A patient requires neuromuscular blockade (NMB) as part of treatment of refractive increased intracranial pressure. The nursing care for this patient includes which interventions? (Select all that apply.)
- A. Administration of sedatives concurrently with neuromuscular blockade.
- B. Dangling the patient’s feet over the edge of the bed an d assisting the patient to sit up in a chair at least twice each day.
- C. Ensuring that deep vein thrombosis prophylaxis is initi ated.
- D. providing interventions for eye care, oral care, and skin care.
Correct Answer: C
Rationale: The correct answer is C: Ensuring that deep vein thrombosis prophylaxis is initiated. When a patient requires neuromuscular blockade for increased intracranial pressure, they are likely immobile, which increases the risk of deep vein thrombosis (DVT). Initiating DVT prophylaxis, such as compression stockings or anticoagulant therapy, helps prevent blood clot formation.
Choice A is incorrect because sedatives can mask signs of neurologic deterioration in this patient population. Choice B is incorrect as it promotes activities that may increase intracranial pressure and could be harmful. Choice D, while important for overall patient care, is not directly related to the specific nursing interventions required for a patient receiving neuromuscular blockade for increased intracranial pressure.
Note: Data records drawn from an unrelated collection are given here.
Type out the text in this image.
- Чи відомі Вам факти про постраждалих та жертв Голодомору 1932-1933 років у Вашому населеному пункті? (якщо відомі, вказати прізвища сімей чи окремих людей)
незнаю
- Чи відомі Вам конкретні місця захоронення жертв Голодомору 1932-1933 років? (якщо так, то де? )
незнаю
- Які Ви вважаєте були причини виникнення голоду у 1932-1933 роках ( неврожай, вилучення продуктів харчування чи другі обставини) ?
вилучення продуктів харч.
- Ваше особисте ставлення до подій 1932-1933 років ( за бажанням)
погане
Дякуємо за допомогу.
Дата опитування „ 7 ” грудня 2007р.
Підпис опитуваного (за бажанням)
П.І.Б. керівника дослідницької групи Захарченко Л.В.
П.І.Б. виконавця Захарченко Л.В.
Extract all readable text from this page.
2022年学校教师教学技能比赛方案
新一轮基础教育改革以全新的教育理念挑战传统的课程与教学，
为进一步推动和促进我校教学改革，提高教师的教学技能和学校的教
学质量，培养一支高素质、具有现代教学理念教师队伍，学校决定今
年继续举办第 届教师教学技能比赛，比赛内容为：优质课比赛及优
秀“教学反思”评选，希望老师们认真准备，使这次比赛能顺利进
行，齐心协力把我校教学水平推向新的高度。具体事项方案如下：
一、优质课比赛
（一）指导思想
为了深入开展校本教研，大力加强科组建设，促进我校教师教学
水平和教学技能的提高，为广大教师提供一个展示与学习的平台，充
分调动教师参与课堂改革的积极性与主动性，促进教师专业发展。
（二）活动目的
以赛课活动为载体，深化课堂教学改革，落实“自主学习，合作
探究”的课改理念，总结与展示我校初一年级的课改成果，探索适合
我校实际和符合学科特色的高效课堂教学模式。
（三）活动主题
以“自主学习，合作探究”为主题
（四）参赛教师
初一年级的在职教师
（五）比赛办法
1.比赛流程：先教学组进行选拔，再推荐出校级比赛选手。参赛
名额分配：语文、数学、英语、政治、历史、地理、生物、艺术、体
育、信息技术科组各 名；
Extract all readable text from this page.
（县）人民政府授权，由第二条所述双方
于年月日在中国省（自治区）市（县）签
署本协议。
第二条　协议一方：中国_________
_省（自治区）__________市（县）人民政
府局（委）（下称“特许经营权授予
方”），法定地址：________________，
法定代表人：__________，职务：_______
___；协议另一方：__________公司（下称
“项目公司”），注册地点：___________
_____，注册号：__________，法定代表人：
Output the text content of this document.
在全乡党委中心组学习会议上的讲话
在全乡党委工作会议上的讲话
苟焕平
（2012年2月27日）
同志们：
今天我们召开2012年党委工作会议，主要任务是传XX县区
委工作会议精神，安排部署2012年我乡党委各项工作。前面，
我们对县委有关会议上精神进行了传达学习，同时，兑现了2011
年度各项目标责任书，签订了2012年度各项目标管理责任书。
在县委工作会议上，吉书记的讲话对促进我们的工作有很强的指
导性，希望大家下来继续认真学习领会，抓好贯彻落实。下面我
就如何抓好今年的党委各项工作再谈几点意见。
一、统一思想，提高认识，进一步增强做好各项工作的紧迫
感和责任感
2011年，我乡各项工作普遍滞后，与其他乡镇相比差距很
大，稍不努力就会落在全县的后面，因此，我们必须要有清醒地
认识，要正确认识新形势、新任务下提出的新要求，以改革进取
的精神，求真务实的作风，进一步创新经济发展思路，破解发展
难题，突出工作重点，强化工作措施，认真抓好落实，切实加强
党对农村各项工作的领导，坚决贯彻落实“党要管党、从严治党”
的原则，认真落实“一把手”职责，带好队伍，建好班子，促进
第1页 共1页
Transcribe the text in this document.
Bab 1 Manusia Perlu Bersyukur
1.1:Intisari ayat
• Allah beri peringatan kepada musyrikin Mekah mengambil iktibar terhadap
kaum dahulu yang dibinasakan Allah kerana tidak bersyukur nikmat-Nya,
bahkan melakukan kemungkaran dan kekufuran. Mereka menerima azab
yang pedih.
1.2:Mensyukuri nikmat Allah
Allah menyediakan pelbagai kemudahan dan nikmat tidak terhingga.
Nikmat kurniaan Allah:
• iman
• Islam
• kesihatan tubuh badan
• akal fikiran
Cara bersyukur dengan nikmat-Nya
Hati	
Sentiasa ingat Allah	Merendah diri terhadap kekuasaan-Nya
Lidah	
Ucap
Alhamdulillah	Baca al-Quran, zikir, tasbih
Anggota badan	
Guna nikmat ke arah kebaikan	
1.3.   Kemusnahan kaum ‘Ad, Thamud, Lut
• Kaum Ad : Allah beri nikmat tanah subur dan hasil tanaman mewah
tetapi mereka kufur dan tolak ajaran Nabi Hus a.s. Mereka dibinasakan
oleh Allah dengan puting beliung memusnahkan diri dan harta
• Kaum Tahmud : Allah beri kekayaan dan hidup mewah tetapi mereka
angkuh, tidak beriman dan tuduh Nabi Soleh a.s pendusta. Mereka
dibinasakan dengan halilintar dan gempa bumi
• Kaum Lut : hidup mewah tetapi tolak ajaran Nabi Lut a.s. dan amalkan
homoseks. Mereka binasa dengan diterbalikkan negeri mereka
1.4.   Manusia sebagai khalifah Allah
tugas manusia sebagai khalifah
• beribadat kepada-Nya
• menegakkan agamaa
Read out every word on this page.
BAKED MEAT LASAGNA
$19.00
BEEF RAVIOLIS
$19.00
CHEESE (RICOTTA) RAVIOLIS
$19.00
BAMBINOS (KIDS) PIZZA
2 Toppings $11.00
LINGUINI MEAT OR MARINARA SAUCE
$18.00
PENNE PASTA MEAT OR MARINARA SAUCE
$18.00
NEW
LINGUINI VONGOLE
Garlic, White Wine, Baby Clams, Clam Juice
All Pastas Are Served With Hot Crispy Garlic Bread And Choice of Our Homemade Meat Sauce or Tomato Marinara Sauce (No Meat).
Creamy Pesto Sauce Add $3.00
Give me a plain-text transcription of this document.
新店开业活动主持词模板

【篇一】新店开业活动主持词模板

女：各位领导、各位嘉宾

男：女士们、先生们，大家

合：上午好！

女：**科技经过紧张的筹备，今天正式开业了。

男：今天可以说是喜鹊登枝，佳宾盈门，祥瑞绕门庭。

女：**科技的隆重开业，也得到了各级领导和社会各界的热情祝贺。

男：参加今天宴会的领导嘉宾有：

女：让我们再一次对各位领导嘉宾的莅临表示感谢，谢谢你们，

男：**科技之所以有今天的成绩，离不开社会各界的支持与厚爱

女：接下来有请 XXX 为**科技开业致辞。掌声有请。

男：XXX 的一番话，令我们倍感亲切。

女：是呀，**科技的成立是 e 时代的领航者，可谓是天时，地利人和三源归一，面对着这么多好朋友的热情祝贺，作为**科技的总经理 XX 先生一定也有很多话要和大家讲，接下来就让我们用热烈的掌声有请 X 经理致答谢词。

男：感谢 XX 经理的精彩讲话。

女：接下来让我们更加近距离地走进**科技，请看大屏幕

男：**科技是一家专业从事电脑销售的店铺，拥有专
A nurse decides to seek certification in critical care nursing. What is the most important benefit for the individual nurse in becoming certified in a specialty?
- A. It will result in a salary increase.
- B. It is required to work in critical care.
- C. It demonstrates the nurses personal expertise.
- D. It is mandated by employers.
Correct Answer: C
Rationale: The correct answer is C because obtaining certification in critical care nursing demonstrates the nurse's personal expertise in the specialty. Certification confirms the nurse's advanced knowledge and skills, enhancing professional credibility and potential for career advancement. This choice focuses on the individual nurse's competency and dedication to the specialty.
Incorrect choices:
A: Salary increase is not the primary benefit of certification, although it may be a potential outcome.
B: Certification is often preferred but not always required to work in critical care.
D: Employers may encourage certification, but it is not always mandated.